At Any Age, It Does Matter:
Substance Abuse and Older Adults
(for Professionals)
Key Terms and Concepts
In order to diagnose alcohol problems in older adults, it helps to be familiar with categories of consumption.Use: Appropriate consumption in a manner that is within recommended guidelines and minimizes the potential for dependence or abuse.
Heavy use: Use of a substance in greater quantities than the recommended guidelines but without obvious negative social, behavioral, or health consequences. Heavy alcohol users may be dependent on the substance.

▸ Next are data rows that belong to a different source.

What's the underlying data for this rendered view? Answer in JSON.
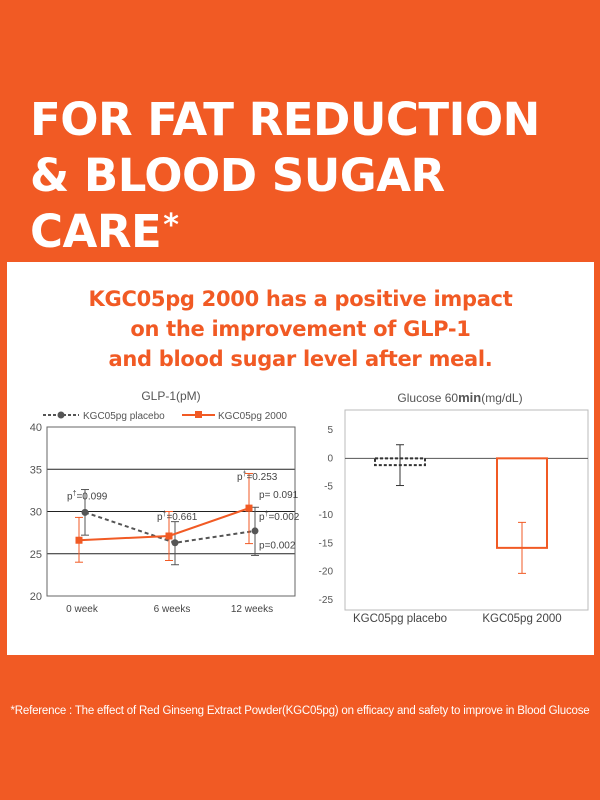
{
  "headline": {
    "line1": "FOR FAT REDUCTION",
    "line2": "& BLOOD SUGAR CARE",
    "asterisk": "*"
  },
  "subheadline": [
    "KGC05pg 2000 has a positive impact",
    "on the improvement of GLP-1",
    "and blood sugar level after meal."
  ],
  "colors": {
    "background": "#f15a24",
    "panel": "#ffffff",
    "accent": "#f15a24",
    "placebo": "#555555"
  },
  "chart_data": [
    {
      "type": "line",
      "title": "GLP-1(pM)",
      "categories": [
        "0 week",
        "6 weeks",
        "12 weeks"
      ],
      "ylim": [
        20,
        40
      ],
      "yticks": [
        "20",
        "25",
        "30",
        "35",
        "40"
      ],
      "grid": true,
      "legend_position": "top",
      "series": [
        {
          "name": "KGC05pg placebo",
          "values": [
            29.9,
            26.3,
            27.7
          ],
          "err_low": [
            27.2,
            23.7,
            24.8
          ],
          "err_high": [
            32.6,
            28.8,
            30.5
          ],
          "style": "dashed",
          "marker": "circle",
          "color": "#555555"
        },
        {
          "name": "KGC05pg 2000",
          "values": [
            26.6,
            27.1,
            30.4
          ],
          "err_low": [
            24.0,
            24.2,
            26.2
          ],
          "err_high": [
            29.3,
            30.0,
            34.5
          ],
          "style": "solid",
          "marker": "square",
          "color": "#f15a24"
        }
      ],
      "annotations": [
        {
          "text": "p=0.099",
          "sup": "†",
          "x": "0 week",
          "y": 31.4
        },
        {
          "text": "p=0.661",
          "sup": "†",
          "x": "6 weeks",
          "y": 29.0
        },
        {
          "text": "p=0.253",
          "sup": "†",
          "x": "12 weeks",
          "y": 33.7
        },
        {
          "text": "p= 0.091",
          "x": "12 weeks",
          "y": 31.6
        },
        {
          "text": "p=0.002",
          "sup": "†",
          "x": "12 weeks",
          "y": 29.0
        },
        {
          "text": "p=0.002",
          "x": "12 weeks",
          "y": 25.6
        }
      ]
    },
    {
      "type": "bar",
      "title": "Glucose 60min(mg/dL)",
      "title_parts": [
        "Glucose 60",
        "min",
        "(mg/dL)"
      ],
      "categories": [
        "KGC05pg placebo",
        "KGC05pg 2000"
      ],
      "values": [
        -1.2,
        -15.8
      ],
      "err_low": [
        -4.8,
        -20.3
      ],
      "err_high": [
        2.4,
        -11.3
      ],
      "ylim": [
        -25,
        5
      ],
      "yticks": [
        "5",
        "0",
        "-5",
        "-10",
        "-15",
        "-20",
        "-25"
      ],
      "styles": [
        "dashed-outline",
        "solid-outline"
      ],
      "colors": [
        "#333333",
        "#f15a24"
      ]
    }
  ],
  "reference": "*Reference : The effect of Red Ginseng Extract Powder(KGC05pg) on efficacy and safety to improve in Blood Glucose"
}
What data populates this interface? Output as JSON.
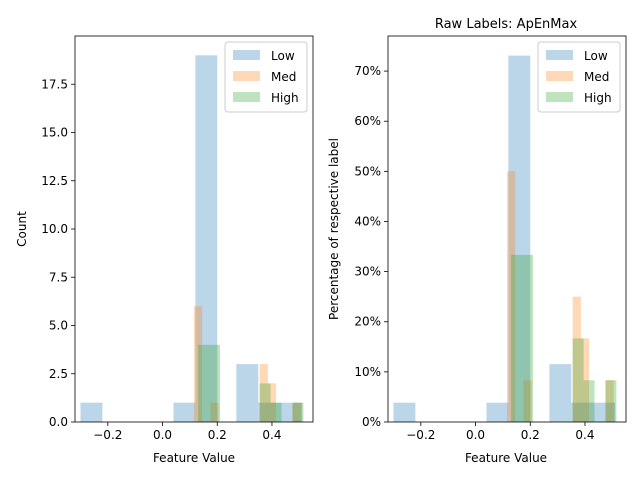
{
  "chart_data": [
    {
      "type": "bar",
      "subtype": "overlaid-histogram",
      "title": "",
      "xlabel": "Feature Value",
      "ylabel": "Count",
      "xlim": [
        -0.32,
        0.55
      ],
      "ylim": [
        0,
        20
      ],
      "x_ticks": [
        -0.2,
        0.0,
        0.2,
        0.4
      ],
      "x_tick_labels": [
        "−0.2",
        "0.0",
        "0.2",
        "0.4"
      ],
      "y_ticks": [
        0,
        2.5,
        5,
        7.5,
        10,
        12.5,
        15,
        17.5
      ],
      "y_tick_labels": [
        "0.0",
        "2.5",
        "5.0",
        "7.5",
        "10.0",
        "12.5",
        "15.0",
        "17.5"
      ],
      "legend_position": "top-right",
      "series": [
        {
          "name": "Low",
          "color": "#1f77b4",
          "alpha": 0.3,
          "bins": [
            [
              -0.3,
              -0.22,
              1
            ],
            [
              0.04,
              0.12,
              1
            ],
            [
              0.12,
              0.2,
              19
            ],
            [
              0.27,
              0.35,
              3
            ],
            [
              0.35,
              0.43,
              1
            ],
            [
              0.43,
              0.51,
              1
            ]
          ]
        },
        {
          "name": "Med",
          "color": "#ff7f0e",
          "alpha": 0.3,
          "bins": [
            [
              0.115,
              0.145,
              6
            ],
            [
              0.175,
              0.205,
              1
            ],
            [
              0.355,
              0.385,
              3
            ],
            [
              0.385,
              0.415,
              2
            ],
            [
              0.475,
              0.505,
              1
            ]
          ]
        },
        {
          "name": "High",
          "color": "#2ca02c",
          "alpha": 0.3,
          "bins": [
            [
              0.13,
              0.17,
              4
            ],
            [
              0.17,
              0.21,
              4
            ],
            [
              0.355,
              0.395,
              2
            ],
            [
              0.395,
              0.435,
              1
            ],
            [
              0.475,
              0.515,
              1
            ]
          ]
        }
      ]
    },
    {
      "type": "bar",
      "subtype": "overlaid-histogram",
      "title": "Raw Labels: ApEnMax",
      "xlabel": "Feature Value",
      "ylabel": "Percentage of respective label",
      "xlim": [
        -0.32,
        0.55
      ],
      "ylim": [
        0,
        0.77
      ],
      "x_ticks": [
        -0.2,
        0.0,
        0.2,
        0.4
      ],
      "x_tick_labels": [
        "−0.2",
        "0.0",
        "0.2",
        "0.4"
      ],
      "y_ticks": [
        0,
        0.1,
        0.2,
        0.3,
        0.4,
        0.5,
        0.6,
        0.7
      ],
      "y_tick_labels": [
        "0%",
        "10%",
        "20%",
        "30%",
        "40%",
        "50%",
        "60%",
        "70%"
      ],
      "legend_position": "top-right",
      "series": [
        {
          "name": "Low",
          "color": "#1f77b4",
          "alpha": 0.3,
          "bins": [
            [
              -0.3,
              -0.22,
              0.0385
            ],
            [
              0.04,
              0.12,
              0.0385
            ],
            [
              0.12,
              0.2,
              0.7308
            ],
            [
              0.27,
              0.35,
              0.1154
            ],
            [
              0.35,
              0.43,
              0.0385
            ],
            [
              0.43,
              0.51,
              0.0385
            ]
          ]
        },
        {
          "name": "Med",
          "color": "#ff7f0e",
          "alpha": 0.3,
          "bins": [
            [
              0.115,
              0.145,
              0.5
            ],
            [
              0.175,
              0.205,
              0.0833
            ],
            [
              0.355,
              0.385,
              0.25
            ],
            [
              0.385,
              0.415,
              0.1667
            ],
            [
              0.475,
              0.505,
              0.0833
            ]
          ]
        },
        {
          "name": "High",
          "color": "#2ca02c",
          "alpha": 0.3,
          "bins": [
            [
              0.13,
              0.17,
              0.3333
            ],
            [
              0.17,
              0.21,
              0.3333
            ],
            [
              0.355,
              0.395,
              0.1667
            ],
            [
              0.395,
              0.435,
              0.0833
            ],
            [
              0.475,
              0.515,
              0.0833
            ]
          ]
        }
      ]
    }
  ]
}
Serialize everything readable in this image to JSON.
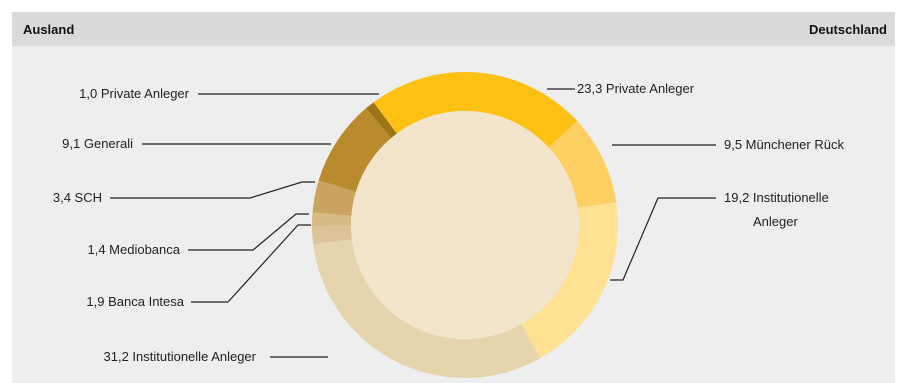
{
  "header": {
    "left_title": "Ausland",
    "right_title": "Deutschland"
  },
  "colors": {
    "background": "#eeeeee",
    "header": "#dadada",
    "center": "#f2e5cc"
  },
  "chart_data": {
    "type": "pie",
    "variant": "donut",
    "unit": "%",
    "slices": [
      {
        "group": "Deutschland",
        "label": "Private Anleger",
        "value_text": "23,3",
        "value": 23.3,
        "color": "#fdc114"
      },
      {
        "group": "Deutschland",
        "label": "Münchener Rück",
        "value_text": "9,5",
        "value": 9.5,
        "color": "#fed064"
      },
      {
        "group": "Deutschland",
        "label": "Institutionelle Anleger",
        "value_text": "19,2",
        "value": 19.2,
        "color": "#fee193"
      },
      {
        "group": "Ausland",
        "label": "Institutionelle Anleger",
        "value_text": "31,2",
        "value": 31.2,
        "color": "#e6d4ad"
      },
      {
        "group": "Ausland",
        "label": "Banca Intesa",
        "value_text": "1,9",
        "value": 1.9,
        "color": "#dcc39a"
      },
      {
        "group": "Ausland",
        "label": "Mediobanca",
        "value_text": "1,4",
        "value": 1.4,
        "color": "#d6b983"
      },
      {
        "group": "Ausland",
        "label": "SCH",
        "value_text": "3,4",
        "value": 3.4,
        "color": "#c9a35f"
      },
      {
        "group": "Ausland",
        "label": "Generali",
        "value_text": "9,1",
        "value": 9.1,
        "color": "#b98b2c"
      },
      {
        "group": "Ausland",
        "label": "Private Anleger",
        "value_text": "1,0",
        "value": 1.0,
        "color": "#9b7415"
      }
    ]
  }
}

Problem use: Use of a substance in a manner that induces negative social, behavioral, or health consequences. A problem user may or may not meet the criteria for dependence or abuse, although many do.
Abuse: A maladaptive pattern of substance use leading to clinically significant impairment or distress. The Diagnostic and Statistical Manual of Mental Disorders (DSM-IV)1 includes symptoms such as:
- Recurrent substance use resulting in a failure to fulfill major role obligations at work or home (e.g., poor work performance related to substance abuse)
- Recurrent substance use in situations in which it is physically hazardous (e.g., driving a car)
- Recurrent substance-related legal problems (e.g., arrests for disorderly conduct)
- Continued substance abuse despite having persistent or recurrent social or interpersonal problems caused or exacerbated by the effects of the substance (e.g., arguments with spouse)
Dependence: Dependence on a substance is defined by explicit diagnostic criteria, such as those found in the DSM-IV or International Classification of Diseases, 10th Revision (ICD-10).2 Serious and persistent involvement in the heavy use of a substance is the rule. These approaches set aside the older distinction between physical dependence and psychological dependence, which are now viewed as different manifestations of similar disorders. The term "alcoholism" is usually used as a synonym for alcohol dependence.